Un produit peut avoir l'air fini et demander encore trop d'effort. L'écran a de beaux boutons, des libellés utiles et un état vide bien écrit. Puis la personne qui veut l'utiliser doit s'arrêter pour décoder ce que le produit attend d'elle.
Une bonne UX retire ce moment. Elle ne cache pas le produit. Elle porte assez de réflexion pour que l'étape suivante semble évidente.
L'utilisateur est venu terminer une tâche
La plupart des gens n'ouvrent pas un produit pour admirer l'interface. Ils veulent réserver un tuteur, envoyer un fichier, payer une facture, trouver un médecin ou comprendre ce qui a changé dans leur compte. L'interface est utile quand elle les aide à avancer dans cette tâche sans devoir apprendre votre logique interne.
Chez Paper, nous l'avons vu avec les étudiants qui lançaient une session de tutorat. Leur besoin était réel, mais le parcours leur demandait de décider trop de choses trop tôt. Nous avons simplifié le démarrage et les sessions lancées ont augmenté d'environ 25 %. Les étudiants ont dit que c'était évident, ce qui était le signal que nous voulions.
Faites travailler l'étape suivante
Beaucoup de corrections UX sont petites parce que le problème est une friction qui se répète.

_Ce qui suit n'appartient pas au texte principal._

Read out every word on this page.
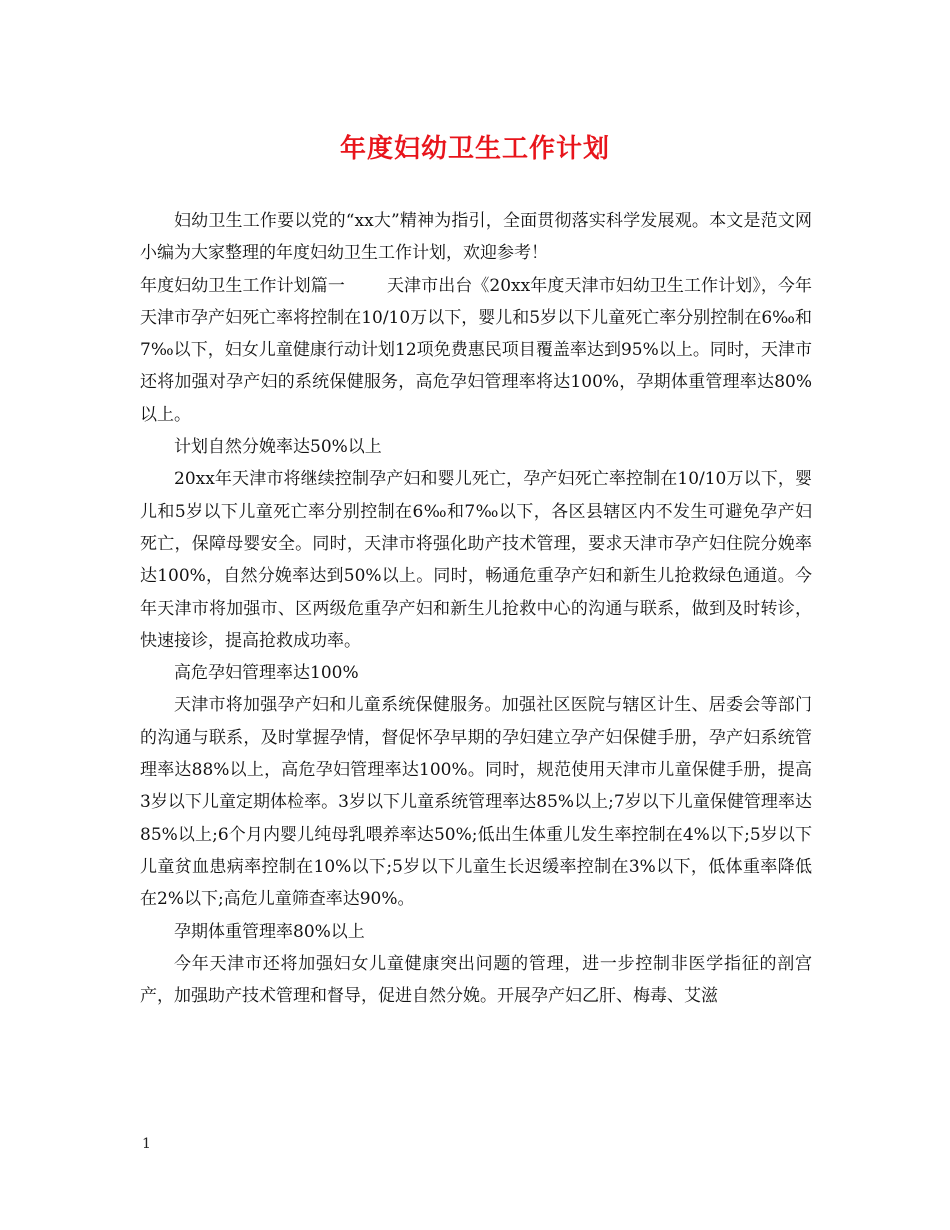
年度妇幼卫生工作计划

妇幼卫生工作要以党的“xx大”精神为指引，全面贯彻落实科学发展观。本文是范文网小编为大家整理的年度妇幼卫生工作计划，欢迎参考！

年度妇幼卫生工作计划篇一 天津市出台《20xx年度天津市妇幼卫生工作计划》，今年天津市孕产妇死亡率将控制在10/10万以下，婴儿和5岁以下儿童死亡率分别控制在6‰和7‰以下，妇女儿童健康行动计划12项免费惠民项目覆盖率达到95%以上。同时，天津市还将加强对孕产妇的系统保健服务，高危孕妇管理率将达100%，孕期体重管理率达80%以上。

计划自然分娩率达50%以上

20xx年天津市将继续控制孕产妇和婴儿死亡，孕产妇死亡率控制在10/10万以下，婴儿和5岁以下儿童死亡率分别控制在6‰和7‰以下，各区县辖区内不发生可避免孕产妇死亡，保障母婴安全。同时，天津市将强化助产技术管理，要求天津市孕产妇住院分娩率达100%，自然分娩率达到50%以上。同时，畅通危重孕产妇和新生儿抢救绿色通道。今年天津市将加强市、区两级危重孕产妇和新生儿抢救中心的沟通与联系，做到及时转诊，快速接诊，提高抢救成功率。

高危孕妇管理率达100%

天津市将加强孕产妇和儿童系统保健服务。加强社区医院与辖区计生、居委会等部门的沟通与联系，及时掌握孕情，督促怀孕早期的孕妇建立孕产妇保健手册，孕产妇系统管理率达88%以上，高危孕妇管理率达100%。同时，规范使用天津市儿童保健手册，提高3岁以下儿童定期体检率。3岁以下儿童系统管理率达85%以上;7岁以下儿童保健管理率达85%以上;6个月内婴儿纯母乳喂养率达50%;低出生体重儿发生率控制在4%以下;5岁以下儿童贫血患病率控制在10%以下;5岁以下儿童生长迟缓率控制在3%以下，低体重率降低在2%以下;高危儿童筛查率达90%。

孕期体重管理率80%以上

今年天津市还将加强妇女儿童健康突出问题的管理，进一步控制非医学指征的剖宫产，加强助产技术管理和督导，促进自然分娩。开展孕产妇乙肝、梅毒、艾滋

1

Un libellé qui reprend le mot de l'utilisateur. Un réglage par défaut qui correspond au cas le plus fréquent. Un écran qui pose une question au lieu de six. Une confirmation qui dit ce qui va se passer ensuite.
Le métier consiste à choisir ce que l'utilisateur ne devrait pas avoir à décider maintenant. Si la plupart des gens choisissent la même option, faites-en le réglage par défaut. Si un champ peut être déduit avec confiance, remplissez-le. Si un paramètre concerne surtout les utilisateurs avancés, placez-le une étape plus tard. Si l'utilisateur a besoin d'être rassuré, montrez l'état de la tâche au lieu d'ajouter une visite guidée.
Un audit simple pour n'importe quel parcours
Choisissez un parcours qui compte : inscription jusqu'au premier résultat utile, paiement jusqu'à la confirmation, réservation jusqu'au rendez-vous, envoi jusqu'à la revue. Parcourez-le lentement et notez chaque moment où l'utilisateur doit décider, interpréter, attendre ou revenir en arrière.
- Comptez le nombre de choix avant le premier résultat utile.
- Marquez chaque mot qu'un client ne dirait pas à voix haute.
- Trouvez chaque champ que vous pourriez préremplir, mémoriser ou supprimer.
- Regardez où les gens s'arrêtent, reviennent en arrière ou demandent quoi faire ensuite.
Ensuite, retirez une décision à la fois. Mettez le cas le plus fréquent en premier. Déplacez les parcours rares derrière une action secondaire. Remplacez les mots internes par les mots qu'un utilisateur emploierait. Gardez la finition pour les endroits où la tâche fonctionne déjà.
La finition a aussi un rôle
Quand le parcours est fiable, le craft compte. Le mouvement peut confirmer une progression. Un état vide peut expliquer quoi faire ensuite. Un message d'erreur peut réduire la frustration. Les petits moments fonctionnent mieux quand l'utilisateur fait déjà confiance au parcours.
Une bonne UX semble calme parce que le produit a fait le travail avant que l'utilisateur ait besoin de demander. Commencez là.